Some reasons for opposition include costs, wages in particular. The Bureau of Labor statistics has data showing that wages have not spiked upward in those states that have passed some version of this law (8 so far). Others are concerned about the availability of STs. There are seven community colleges that teach surgical technology (located on both sides of the Cascades) and graduate more than 100 students a year, ready-for-employment. These programs can require up to 2 years to complete and includes intensive clinical and didactic surgical training. On the flip side, surgical site wound infections can add pain and suffering to a patient and their pocketbook, adding more than $25,000 to consumer’s medical bill.  Advances in surgical techniques and use of sophisticated medical equipment make formal education a no-brainer.

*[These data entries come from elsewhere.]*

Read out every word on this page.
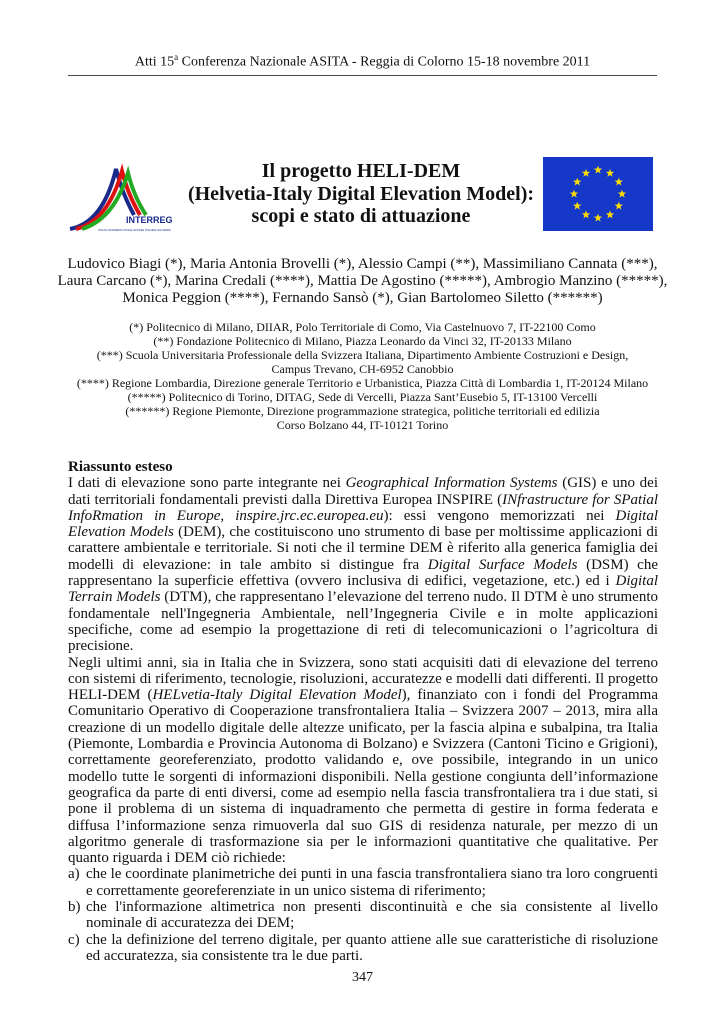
Atti 15$^a$ Conferenza Nazionale ASITA - Reggia di Colorno 15-18 novembre 2011
INTERREG
ITALIA-SVIZZERA ITALIE-SUISSE ITALIEN-SCHWEIZ
Il progetto HELI-DEM
(Helvetia-Italy Digital Elevation Model):
scopi e stato di attuazione
Ludovico Biagi (*), Maria Antonia Brovelli (*), Alessio Campi (**), Massimiliano Cannata (***),
Laura Carcano (*), Marina Credali (****), Mattia De Agostino (*****), Ambrogio Manzino (*****),
Monica Peggion (****), Fernando Sansò (*), Gian Bartolomeo Siletto (******)
(*) Politecnico di Milano, DIIAR, Polo Territoriale di Como, Via Castelnuovo 7, IT-22100 Como
(**) Fondazione Politecnico di Milano, Piazza Leonardo da Vinci 32, IT-20133 Milano
(***) Scuola Universitaria Professionale della Svizzera Italiana, Dipartimento Ambiente Costruzioni e Design,
Campus Trevano, CH-6952 Canobbio
(****) Regione Lombardia, Direzione generale Territorio e Urbanistica, Piazza Città di Lombardia 1, IT-20124 Milano
(*****) Politecnico di Torino, DITAG, Sede di Vercelli, Piazza Sant’Eusebio 5, IT-13100 Vercelli
(******) Regione Piemonte, Direzione programmazione strategica, politiche territoriali ed edilizia
Corso Bolzano 44, IT-10121 Torino
Riassunto esteso

I dati di elevazione sono parte integrante nei Geographical Information Systems (GIS) e uno dei dati territoriali fondamentali previsti dalla Direttiva Europea INSPIRE (INfrastructure for SPatial InfoRmation in Europe, inspire.jrc.ec.europea.eu): essi vengono memorizzati nei Digital Elevation Models (DEM), che costituiscono uno strumento di base per moltissime applicazioni di carattere ambientale e territoriale. Si noti che il termine DEM è riferito alla generica famiglia dei modelli di elevazione: in tale ambito si distingue fra Digital Surface Models (DSM) che rappresentano la superficie effettiva (ovvero inclusiva di edifici, vegetazione, etc.) ed i Digital Terrain Models (DTM), che rappresentano l’elevazione del terreno nudo. Il DTM è uno strumento fondamentale nell'Ingegneria Ambientale, nell’Ingegneria Civile e in molte applicazioni specifiche, come ad esempio la progettazione di reti di telecomunicazioni o l’agricoltura di precisione.

Negli ultimi anni, sia in Italia che in Svizzera, sono stati acquisiti dati di elevazione del terreno con sistemi di riferimento, tecnologie, risoluzioni, accuratezze e modelli dati differenti. Il progetto HELI-DEM (HELvetia-Italy Digital Elevation Model), finanziato con i fondi del Programma Comunitario Operativo di Cooperazione transfrontaliera Italia – Svizzera 2007 – 2013, mira alla creazione di un modello digitale delle altezze unificato, per la fascia alpina e subalpina, tra Italia (Piemonte, Lombardia e Provincia Autonoma di Bolzano) e Svizzera (Cantoni Ticino e Grigioni), correttamente georeferenziato, prodotto validando e, ove possibile, integrando in un unico modello tutte le sorgenti di informazioni disponibili. Nella gestione congiunta dell’informazione geografica da parte di enti diversi, come ad esempio nella fascia transfrontaliera tra i due stati, si pone il problema di un sistema di inquadramento che permetta di gestire in forma federata e diffusa l’informazione senza rimuoverla dal suo GIS di residenza naturale, per mezzo di un algoritmo generale di trasformazione sia per le informazioni quantitative che qualitative. Per quanto riguarda i DEM ciò richiede:

a) che le coordinate planimetriche dei punti in una fascia transfrontaliera siano tra loro congruenti e correttamente georeferenziate in un unico sistema di riferimento;
b) che l'informazione altimetrica non presenti discontinuità e che sia consistente al livello nominale di accuratezza dei DEM;
c) che la definizione del terreno digitale, per quanto attiene alle sue caratteristiche di risoluzione ed accuratezza, sia consistente tra le due parti.
347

Simply put: an educated person has the critical thinking skills needed to circumvent adverse events, thus increasing overall patient safety.

Interestingly, the common denominator in this argument is patient safety. However, if that were the case, this bill would be ready for the governor’s signature. Instead, it appears that patients continue to be highly regarded – long after this bill has died ‒ by a CFO’s daily accounts receivable report.  So the next time you are in the operating room drifting off to sleep, ask yourself: is everyone in is this room really qualified to be here?

Sandra Manwiller is a certified surgical technologist and member of the Washington State Assembly of the Association of Surgical Technologists. She currently works at a local hospital. Ms. Manwiller is a former public information officer for WA State Senate and former policy analyst for WA State Employment Security Department.